Los tres encontraron un pequeño claro sombreado por árboles y oculto por arbustos. El suelo era un espeso lecho de musgo y aquí estaba escrito el resto de la historia. El musgo estaba arrancado en varios lugares y pisoteado, con señales de una lucha violenta. Había trozos de las ropas de Milly y profundas marcas de botas que señalaban el lugar donde había sido llevada hasta el borde.

– El perverso hijo de puta -dijo Pitney con voz conmovida- la creyó muerta y la arrojó al mar. Ella hubiera sido arrastrada por la marea y desaparecer sin dejar rastros. La pobre muchacha.

Sus ojos grises se posaron en Ruark y por un largo momento las dos miradas estuvieron frente a frente sin vacilar. Cuando Pitney habló nuevamente, su tono sonó seguro, como si dirigiera su afirmación al hombre más joven.

– No conozco -dijo- a alguien capaz de hacer esto.

– Tampoco yo -dijo Trahern-. Es una cosa bestial. Bestial.

– Señor -empezó Ruark con renuencia, y Trahern lo miró con expresión intrigada-. Quiero que lo sepa ahora y de mis labios. -Tuvo que entrecerrar los ojos por la luz del sol, pero sostuvo firmemente la mirada del hacendado-. Milly decía que estaba encinta y que necesitaba que yo me casara con ella.

– ¿Y usted era el padre? -preguntó Trahern lentamente.

– No -dijo Ruark-. Nunca toqué a la muchacha.

Después de un momento, el hacendado asintió con la cabeza. -Le creo, señor Ruark. -Suspiró profundamente-. Hay que llevar a la muchacha a su casa. Elot vendrá en cualquier momento con un carro.

El birlocho llevó al grupo a la casa de los Hawkins, donde Pitney se disculpó y se dirigió a la cantina. Se hicieron arreglos para que el cuerpo de Milly fuera preparado por una amiga íntima de la vendedora de pescado antes de que la mujer pudiera ver los malos tratos que había sufrido su hija. Trahern y Ruark se detuvieron fuera de la humilde vivienda y se prepararon para reunirse con los Hawkins. El patio y el exterior se hallaban en estado ruinoso. Un par de enredaderas escuálidas se enroscaban en un rincón debajo de un precario cobertizo de tablas, mientras alrededor de una docena de gallinas de Guinea escarbaban la tierra.
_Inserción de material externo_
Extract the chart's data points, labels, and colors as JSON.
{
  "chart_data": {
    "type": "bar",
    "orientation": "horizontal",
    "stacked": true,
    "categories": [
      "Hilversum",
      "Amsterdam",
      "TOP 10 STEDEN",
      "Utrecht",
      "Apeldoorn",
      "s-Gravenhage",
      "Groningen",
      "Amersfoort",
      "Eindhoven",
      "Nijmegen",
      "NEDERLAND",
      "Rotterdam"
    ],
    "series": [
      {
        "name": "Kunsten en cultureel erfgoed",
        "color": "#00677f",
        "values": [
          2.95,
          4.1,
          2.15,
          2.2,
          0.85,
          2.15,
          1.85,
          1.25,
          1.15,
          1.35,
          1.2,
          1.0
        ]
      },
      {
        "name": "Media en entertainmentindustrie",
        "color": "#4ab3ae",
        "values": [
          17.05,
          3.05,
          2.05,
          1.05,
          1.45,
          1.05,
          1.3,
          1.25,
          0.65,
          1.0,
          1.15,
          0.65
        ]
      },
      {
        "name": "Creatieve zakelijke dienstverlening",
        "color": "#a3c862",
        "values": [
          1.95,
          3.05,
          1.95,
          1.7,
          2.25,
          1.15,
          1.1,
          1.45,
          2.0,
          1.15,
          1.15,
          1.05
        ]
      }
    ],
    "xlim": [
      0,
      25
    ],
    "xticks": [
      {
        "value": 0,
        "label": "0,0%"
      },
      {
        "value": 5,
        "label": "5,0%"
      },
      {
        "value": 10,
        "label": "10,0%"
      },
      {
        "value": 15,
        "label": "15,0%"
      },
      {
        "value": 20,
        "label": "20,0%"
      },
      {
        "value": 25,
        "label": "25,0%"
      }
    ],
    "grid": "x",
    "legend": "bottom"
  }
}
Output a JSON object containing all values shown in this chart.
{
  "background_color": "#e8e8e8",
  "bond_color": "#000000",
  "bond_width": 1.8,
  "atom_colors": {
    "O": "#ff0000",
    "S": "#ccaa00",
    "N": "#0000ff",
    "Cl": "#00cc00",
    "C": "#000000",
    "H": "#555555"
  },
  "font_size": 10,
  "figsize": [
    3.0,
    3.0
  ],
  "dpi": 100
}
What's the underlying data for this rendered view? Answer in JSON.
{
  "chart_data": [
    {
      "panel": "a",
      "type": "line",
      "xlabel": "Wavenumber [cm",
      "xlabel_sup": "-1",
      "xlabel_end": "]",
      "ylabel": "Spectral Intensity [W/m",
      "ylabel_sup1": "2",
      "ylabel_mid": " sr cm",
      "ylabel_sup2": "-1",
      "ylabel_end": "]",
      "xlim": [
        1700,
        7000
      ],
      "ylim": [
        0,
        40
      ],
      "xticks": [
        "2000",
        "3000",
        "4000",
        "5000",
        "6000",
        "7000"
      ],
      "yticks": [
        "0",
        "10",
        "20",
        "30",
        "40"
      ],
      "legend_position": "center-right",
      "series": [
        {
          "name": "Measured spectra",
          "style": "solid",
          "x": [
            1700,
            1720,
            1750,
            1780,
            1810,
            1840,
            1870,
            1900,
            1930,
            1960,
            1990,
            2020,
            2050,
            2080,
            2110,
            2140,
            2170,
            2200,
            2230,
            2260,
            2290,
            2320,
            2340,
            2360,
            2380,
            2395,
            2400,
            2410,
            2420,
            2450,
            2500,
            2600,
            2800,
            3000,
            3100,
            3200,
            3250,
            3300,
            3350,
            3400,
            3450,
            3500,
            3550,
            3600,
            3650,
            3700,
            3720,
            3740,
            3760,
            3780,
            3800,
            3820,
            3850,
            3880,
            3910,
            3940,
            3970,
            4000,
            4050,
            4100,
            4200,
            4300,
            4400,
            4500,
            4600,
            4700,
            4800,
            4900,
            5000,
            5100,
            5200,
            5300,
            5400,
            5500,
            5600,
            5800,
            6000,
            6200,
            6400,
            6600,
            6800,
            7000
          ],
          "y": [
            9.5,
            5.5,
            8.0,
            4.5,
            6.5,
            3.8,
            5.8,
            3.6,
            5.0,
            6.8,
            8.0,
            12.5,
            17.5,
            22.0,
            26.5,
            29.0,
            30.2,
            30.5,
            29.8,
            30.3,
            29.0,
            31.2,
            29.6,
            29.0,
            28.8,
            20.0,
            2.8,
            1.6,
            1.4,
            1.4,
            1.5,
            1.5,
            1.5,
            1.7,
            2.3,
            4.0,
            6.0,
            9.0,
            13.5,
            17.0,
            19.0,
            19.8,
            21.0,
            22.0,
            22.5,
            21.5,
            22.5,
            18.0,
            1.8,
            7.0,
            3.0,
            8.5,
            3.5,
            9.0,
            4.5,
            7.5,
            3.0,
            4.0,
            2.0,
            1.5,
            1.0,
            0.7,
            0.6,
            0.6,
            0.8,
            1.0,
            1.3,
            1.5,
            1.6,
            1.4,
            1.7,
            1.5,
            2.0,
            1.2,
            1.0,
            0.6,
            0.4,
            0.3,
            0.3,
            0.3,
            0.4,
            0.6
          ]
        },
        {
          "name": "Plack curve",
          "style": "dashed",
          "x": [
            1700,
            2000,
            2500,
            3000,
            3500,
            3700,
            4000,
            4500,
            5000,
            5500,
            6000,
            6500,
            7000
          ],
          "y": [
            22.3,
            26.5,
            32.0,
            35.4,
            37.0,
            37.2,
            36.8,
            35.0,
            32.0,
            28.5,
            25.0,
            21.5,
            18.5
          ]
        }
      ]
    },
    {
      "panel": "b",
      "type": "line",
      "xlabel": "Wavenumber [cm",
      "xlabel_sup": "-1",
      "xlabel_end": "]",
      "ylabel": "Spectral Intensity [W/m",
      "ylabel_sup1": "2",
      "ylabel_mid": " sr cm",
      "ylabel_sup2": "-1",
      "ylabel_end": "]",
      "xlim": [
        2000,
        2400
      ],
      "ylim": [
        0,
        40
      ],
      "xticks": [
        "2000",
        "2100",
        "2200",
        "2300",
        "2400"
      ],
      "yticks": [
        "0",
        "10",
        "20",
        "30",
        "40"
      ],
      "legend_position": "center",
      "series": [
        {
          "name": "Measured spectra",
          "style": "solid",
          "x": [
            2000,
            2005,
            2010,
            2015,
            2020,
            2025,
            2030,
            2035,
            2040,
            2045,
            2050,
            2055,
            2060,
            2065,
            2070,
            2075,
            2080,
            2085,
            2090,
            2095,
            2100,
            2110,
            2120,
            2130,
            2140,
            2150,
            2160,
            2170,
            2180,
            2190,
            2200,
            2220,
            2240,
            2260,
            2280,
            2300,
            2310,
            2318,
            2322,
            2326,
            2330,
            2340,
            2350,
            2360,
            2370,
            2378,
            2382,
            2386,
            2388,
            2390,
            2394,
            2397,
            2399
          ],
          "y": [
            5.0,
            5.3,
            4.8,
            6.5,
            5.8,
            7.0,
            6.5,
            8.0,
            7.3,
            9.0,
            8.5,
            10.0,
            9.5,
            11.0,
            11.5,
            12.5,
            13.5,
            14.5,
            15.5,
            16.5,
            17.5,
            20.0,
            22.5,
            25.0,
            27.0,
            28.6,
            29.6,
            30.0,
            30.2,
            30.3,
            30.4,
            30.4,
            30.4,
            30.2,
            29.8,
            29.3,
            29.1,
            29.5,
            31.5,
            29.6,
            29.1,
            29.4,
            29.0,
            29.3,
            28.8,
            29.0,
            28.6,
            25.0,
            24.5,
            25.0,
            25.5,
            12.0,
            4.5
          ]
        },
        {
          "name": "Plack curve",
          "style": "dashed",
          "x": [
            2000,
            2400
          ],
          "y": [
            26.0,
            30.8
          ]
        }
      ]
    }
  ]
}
Con mucha aprensión, los dos entraron en la casa. Se encontraba limpia y ordenada, aunque penosamente escasa de adornos, con excepción de un sencillo crucifijo tallado en madera que colgaba en la pared. El señor Hawkins estaba sentado en un banco y ni siquiera los miró.

– La mujer está en la parte trasera -gruñó, y bebió de una botella de ron, sin dejar de mirar a la lejanía.

Atrás de la casa, un tejado apoyado en postes retorcidos daba algo de sombra pero muy poca protección contra la lluvia. Allí estaba la señora Hawkins ante una mesa alta, dándoles la espalda. Con un gran cuchillo limpiaba pescados y arrojaba las escamas en un barril. Shanna estaba sentada en un taburete y los miró con un leve encogimiento de hombros, aunque en sus mejillas había huellas de lágrimas recientes.